Every couple of years the opponents of public schools come up with a new idea for starving the perceived beasts. Their beasts are public schools and public school teachers and unions.
For a while the hot ticket was vouchers. Every right-wing think tank and pundit was pushing vouchers. In a few scattered cities, they got it.
For the students, things didn’t change much. The state legislatures continued to short urban and many rural school districts of funding. Every once in a while a study would show that kids going to private schools with vouchers weren’t doing much better than their buddies who were going to the neighborhood public school. And if you were a student with Special Needs, or an English Language Learner, your family would be crazy to send you to a private school, even with a voucher, since few had programs that addressed these needs.

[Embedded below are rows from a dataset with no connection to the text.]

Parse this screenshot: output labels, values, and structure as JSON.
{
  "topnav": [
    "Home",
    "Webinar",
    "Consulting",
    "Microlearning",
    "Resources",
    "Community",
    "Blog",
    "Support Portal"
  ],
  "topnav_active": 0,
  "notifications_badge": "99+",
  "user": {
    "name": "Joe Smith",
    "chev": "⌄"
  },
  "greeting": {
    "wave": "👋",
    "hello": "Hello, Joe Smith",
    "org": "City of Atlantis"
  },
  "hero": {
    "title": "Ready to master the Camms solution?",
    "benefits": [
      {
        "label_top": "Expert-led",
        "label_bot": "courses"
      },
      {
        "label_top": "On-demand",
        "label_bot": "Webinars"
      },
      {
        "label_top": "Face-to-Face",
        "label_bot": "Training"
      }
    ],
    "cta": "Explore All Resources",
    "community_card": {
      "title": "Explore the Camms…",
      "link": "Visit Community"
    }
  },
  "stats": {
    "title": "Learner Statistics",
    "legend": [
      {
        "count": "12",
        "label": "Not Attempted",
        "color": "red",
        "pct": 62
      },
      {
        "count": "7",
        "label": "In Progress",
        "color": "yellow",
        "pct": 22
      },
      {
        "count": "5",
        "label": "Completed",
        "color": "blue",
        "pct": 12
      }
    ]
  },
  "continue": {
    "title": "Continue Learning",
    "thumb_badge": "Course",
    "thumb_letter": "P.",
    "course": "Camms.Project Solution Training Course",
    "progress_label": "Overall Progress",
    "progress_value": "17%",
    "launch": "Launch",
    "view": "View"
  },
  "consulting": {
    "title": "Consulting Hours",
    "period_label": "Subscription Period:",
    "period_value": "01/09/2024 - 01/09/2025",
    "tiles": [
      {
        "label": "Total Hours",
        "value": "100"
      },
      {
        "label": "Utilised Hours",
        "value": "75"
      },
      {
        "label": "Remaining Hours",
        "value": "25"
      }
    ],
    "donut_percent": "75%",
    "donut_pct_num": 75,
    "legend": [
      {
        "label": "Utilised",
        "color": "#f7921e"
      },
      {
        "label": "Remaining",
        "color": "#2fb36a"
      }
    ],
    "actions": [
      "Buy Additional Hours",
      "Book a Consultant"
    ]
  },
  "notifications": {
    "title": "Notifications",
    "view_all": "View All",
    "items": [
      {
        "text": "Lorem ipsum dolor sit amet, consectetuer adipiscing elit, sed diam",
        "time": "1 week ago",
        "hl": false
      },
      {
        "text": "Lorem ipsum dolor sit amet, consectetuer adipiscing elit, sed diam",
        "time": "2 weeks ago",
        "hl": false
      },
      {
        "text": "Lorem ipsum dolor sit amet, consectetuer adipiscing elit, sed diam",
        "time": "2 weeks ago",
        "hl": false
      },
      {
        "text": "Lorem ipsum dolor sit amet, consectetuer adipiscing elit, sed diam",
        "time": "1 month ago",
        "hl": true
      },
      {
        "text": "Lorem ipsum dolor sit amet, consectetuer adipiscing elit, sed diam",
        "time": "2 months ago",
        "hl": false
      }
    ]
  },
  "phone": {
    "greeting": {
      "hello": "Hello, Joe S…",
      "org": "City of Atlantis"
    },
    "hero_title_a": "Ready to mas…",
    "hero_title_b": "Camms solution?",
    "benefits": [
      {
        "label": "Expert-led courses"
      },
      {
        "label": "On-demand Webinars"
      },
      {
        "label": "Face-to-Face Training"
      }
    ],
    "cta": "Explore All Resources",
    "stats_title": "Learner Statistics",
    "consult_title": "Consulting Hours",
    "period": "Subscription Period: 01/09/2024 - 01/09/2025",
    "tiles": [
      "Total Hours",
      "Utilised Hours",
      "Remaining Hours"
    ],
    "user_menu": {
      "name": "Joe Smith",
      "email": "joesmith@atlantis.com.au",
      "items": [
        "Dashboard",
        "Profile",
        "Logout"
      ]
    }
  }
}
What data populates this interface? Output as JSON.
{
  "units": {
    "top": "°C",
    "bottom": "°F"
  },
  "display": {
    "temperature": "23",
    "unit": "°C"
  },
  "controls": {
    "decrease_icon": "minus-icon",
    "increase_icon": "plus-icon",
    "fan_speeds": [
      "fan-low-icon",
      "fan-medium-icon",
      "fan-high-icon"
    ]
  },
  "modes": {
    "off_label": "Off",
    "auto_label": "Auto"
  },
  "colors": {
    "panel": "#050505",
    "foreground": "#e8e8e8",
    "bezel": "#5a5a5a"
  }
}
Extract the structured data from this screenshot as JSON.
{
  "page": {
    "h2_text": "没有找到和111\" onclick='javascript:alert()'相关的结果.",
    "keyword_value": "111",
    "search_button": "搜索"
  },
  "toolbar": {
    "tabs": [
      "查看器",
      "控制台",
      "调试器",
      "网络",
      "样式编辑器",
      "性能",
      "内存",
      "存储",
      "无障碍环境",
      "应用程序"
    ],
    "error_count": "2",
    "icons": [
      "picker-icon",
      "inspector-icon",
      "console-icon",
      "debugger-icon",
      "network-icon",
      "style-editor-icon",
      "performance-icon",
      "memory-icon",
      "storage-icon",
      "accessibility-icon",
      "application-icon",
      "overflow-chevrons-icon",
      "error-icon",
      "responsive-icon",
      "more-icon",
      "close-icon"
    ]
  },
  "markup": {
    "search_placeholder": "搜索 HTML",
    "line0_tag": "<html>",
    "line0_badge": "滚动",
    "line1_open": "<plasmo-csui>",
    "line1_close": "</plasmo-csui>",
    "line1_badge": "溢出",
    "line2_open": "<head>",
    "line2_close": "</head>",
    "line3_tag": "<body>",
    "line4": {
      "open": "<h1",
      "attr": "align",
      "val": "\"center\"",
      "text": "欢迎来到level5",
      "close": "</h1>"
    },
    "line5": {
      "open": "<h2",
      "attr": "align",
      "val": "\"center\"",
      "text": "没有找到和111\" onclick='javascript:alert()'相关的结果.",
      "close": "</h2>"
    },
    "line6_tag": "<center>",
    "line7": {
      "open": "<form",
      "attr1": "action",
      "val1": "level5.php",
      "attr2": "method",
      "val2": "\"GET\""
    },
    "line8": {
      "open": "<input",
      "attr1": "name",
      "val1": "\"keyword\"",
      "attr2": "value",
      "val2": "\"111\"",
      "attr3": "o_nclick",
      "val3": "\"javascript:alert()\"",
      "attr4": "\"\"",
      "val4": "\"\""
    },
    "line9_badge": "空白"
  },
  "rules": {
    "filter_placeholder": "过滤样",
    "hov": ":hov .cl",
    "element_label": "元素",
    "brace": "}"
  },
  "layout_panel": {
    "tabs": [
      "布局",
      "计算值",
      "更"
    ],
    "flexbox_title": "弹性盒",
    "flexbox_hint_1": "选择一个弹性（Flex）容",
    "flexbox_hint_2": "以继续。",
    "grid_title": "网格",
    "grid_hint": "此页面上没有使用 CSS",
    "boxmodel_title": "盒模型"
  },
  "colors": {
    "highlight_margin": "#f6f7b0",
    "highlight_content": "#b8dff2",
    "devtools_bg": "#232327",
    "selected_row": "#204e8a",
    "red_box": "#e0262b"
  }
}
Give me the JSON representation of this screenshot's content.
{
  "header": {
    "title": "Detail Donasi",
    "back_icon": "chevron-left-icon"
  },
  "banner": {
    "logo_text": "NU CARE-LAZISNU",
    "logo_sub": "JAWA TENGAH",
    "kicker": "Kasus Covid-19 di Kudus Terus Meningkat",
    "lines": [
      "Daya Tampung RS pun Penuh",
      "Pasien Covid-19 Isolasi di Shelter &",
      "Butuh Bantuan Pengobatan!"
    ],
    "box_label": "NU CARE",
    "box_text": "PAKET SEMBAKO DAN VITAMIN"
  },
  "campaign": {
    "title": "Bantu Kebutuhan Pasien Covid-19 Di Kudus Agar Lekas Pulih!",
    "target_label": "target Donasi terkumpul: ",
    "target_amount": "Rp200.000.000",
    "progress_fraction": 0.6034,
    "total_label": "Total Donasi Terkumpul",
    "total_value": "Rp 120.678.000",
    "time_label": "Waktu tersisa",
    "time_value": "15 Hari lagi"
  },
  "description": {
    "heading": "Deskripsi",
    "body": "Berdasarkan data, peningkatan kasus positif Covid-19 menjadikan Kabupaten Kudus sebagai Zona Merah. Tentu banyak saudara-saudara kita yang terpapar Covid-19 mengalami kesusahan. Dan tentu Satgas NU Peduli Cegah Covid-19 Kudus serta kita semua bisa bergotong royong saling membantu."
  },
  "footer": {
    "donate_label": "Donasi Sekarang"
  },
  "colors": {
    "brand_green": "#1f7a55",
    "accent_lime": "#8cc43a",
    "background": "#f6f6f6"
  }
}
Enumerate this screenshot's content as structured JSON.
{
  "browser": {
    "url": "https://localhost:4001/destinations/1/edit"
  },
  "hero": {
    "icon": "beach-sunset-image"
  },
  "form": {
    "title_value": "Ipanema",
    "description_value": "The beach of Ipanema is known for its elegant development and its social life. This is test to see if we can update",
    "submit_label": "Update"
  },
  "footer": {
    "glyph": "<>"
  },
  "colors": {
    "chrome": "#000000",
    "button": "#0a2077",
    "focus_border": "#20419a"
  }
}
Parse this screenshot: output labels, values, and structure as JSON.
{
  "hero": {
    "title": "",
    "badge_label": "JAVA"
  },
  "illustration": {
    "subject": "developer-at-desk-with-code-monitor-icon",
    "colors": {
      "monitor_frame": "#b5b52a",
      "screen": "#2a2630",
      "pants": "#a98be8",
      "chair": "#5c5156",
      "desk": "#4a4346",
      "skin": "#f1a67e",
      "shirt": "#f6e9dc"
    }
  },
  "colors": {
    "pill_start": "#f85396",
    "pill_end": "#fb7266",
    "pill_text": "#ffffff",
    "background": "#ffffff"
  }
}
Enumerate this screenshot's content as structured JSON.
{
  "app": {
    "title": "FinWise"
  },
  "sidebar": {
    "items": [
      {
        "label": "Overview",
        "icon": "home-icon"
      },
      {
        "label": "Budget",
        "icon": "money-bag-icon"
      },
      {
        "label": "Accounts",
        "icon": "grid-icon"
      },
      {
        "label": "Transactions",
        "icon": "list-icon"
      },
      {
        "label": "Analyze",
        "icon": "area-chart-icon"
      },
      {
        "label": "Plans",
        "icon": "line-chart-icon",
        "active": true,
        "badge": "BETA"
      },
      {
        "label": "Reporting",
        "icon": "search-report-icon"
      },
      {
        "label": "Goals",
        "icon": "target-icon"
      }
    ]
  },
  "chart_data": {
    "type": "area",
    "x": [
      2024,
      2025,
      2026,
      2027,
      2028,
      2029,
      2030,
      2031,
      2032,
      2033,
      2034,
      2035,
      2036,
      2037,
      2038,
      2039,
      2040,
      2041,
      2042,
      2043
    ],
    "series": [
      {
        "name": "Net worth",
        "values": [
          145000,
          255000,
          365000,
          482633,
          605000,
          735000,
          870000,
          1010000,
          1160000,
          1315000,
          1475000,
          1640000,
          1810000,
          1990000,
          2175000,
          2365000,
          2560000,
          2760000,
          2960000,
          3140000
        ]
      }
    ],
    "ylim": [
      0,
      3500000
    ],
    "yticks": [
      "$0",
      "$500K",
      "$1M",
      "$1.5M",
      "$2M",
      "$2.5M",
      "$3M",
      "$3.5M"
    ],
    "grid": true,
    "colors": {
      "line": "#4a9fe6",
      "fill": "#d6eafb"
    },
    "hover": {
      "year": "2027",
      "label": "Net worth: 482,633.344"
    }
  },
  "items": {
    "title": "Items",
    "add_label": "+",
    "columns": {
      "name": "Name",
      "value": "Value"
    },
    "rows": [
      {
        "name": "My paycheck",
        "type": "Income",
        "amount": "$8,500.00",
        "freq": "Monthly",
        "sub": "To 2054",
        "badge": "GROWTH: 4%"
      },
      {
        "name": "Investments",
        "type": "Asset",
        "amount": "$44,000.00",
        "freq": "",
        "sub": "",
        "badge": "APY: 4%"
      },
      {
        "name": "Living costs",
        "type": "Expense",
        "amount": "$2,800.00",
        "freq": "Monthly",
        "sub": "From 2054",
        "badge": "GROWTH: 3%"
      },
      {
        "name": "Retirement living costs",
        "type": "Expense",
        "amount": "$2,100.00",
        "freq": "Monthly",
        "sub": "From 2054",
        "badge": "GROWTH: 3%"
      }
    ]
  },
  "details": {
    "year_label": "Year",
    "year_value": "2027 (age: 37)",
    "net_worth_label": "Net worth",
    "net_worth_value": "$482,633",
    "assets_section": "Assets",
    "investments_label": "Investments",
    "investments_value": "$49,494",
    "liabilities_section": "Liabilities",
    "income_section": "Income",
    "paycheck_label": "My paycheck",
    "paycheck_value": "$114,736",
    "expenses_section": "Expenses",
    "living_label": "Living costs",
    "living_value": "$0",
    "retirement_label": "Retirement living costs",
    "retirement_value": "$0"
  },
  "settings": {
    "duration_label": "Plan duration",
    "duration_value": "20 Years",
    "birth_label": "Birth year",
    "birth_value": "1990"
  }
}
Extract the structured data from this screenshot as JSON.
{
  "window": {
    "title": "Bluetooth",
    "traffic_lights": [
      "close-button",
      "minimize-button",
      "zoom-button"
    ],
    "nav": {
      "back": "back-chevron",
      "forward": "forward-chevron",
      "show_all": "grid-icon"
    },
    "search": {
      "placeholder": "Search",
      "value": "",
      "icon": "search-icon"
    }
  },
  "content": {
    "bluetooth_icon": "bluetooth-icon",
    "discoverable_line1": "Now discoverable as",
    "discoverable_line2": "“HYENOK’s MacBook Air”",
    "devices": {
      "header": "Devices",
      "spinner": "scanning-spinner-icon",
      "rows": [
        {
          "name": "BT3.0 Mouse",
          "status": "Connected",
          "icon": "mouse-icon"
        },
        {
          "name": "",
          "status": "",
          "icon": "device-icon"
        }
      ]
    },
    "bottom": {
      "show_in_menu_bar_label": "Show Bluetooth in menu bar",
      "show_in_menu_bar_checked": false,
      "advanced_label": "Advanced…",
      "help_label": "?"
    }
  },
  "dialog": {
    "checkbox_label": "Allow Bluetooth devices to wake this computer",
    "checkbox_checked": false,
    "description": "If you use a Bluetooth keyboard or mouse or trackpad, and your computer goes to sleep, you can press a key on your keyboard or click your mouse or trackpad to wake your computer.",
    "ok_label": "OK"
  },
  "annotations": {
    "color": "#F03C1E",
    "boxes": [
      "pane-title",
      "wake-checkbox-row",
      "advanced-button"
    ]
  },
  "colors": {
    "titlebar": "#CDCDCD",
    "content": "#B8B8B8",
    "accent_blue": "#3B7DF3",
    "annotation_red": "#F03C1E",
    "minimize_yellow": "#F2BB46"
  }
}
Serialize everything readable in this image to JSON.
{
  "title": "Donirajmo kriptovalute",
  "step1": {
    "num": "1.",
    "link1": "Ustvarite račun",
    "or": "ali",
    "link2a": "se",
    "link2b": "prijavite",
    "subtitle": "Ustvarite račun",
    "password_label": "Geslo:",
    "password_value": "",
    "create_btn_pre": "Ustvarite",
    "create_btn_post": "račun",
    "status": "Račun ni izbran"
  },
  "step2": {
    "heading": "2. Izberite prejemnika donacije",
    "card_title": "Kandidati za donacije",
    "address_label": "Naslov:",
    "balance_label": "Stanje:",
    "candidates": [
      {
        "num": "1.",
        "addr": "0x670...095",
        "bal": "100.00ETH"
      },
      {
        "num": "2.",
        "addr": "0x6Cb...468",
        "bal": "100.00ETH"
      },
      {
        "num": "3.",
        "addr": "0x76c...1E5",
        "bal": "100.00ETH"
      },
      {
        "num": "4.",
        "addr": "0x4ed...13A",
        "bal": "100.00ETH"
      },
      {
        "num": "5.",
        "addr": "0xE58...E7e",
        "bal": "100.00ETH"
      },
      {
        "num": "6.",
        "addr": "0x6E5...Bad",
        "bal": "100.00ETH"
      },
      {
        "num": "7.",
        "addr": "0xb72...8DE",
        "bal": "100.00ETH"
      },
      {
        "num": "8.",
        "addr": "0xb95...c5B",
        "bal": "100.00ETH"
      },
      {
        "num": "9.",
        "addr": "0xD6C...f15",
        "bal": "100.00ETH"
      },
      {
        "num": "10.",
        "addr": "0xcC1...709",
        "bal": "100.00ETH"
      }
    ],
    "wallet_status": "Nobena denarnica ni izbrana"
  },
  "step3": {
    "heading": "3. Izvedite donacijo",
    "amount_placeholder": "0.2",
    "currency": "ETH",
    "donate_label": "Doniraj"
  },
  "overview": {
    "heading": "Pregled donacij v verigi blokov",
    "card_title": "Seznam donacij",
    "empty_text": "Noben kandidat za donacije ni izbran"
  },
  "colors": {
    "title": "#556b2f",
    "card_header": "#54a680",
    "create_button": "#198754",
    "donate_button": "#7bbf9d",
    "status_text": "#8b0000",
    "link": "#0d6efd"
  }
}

Plus, defenders of public schools as democratic institutions made it politically unwise to spend tax money on private, often parochial, schools.
After a while, the Reformers changed tactics. Charter schools became the weapon of choice. As time has passed, charter schools are coming under greater scrutiny, and while still popular among anti-public school Reformers, recent scandals and studies have cost them some support.
Here in Illinois, we now see the rebirth of vouchers for Chicago. The renewed attempts to bring life back to the voucher movement is the clearest signal yet of the failure of the Duncan/Daley Renaissance 2010 charter, school closing, school turn-around strategy.
However, the real scandal is that in a year when the General Assembly has not yet passed a budget, is threatening to cut $1.3 billion in school aid, refuses to pass a tax increase of 1%, let along HB 174 which would raise three times that amount to fund schools and social services, they are considering spending $100 million on a voucher program for Chicago.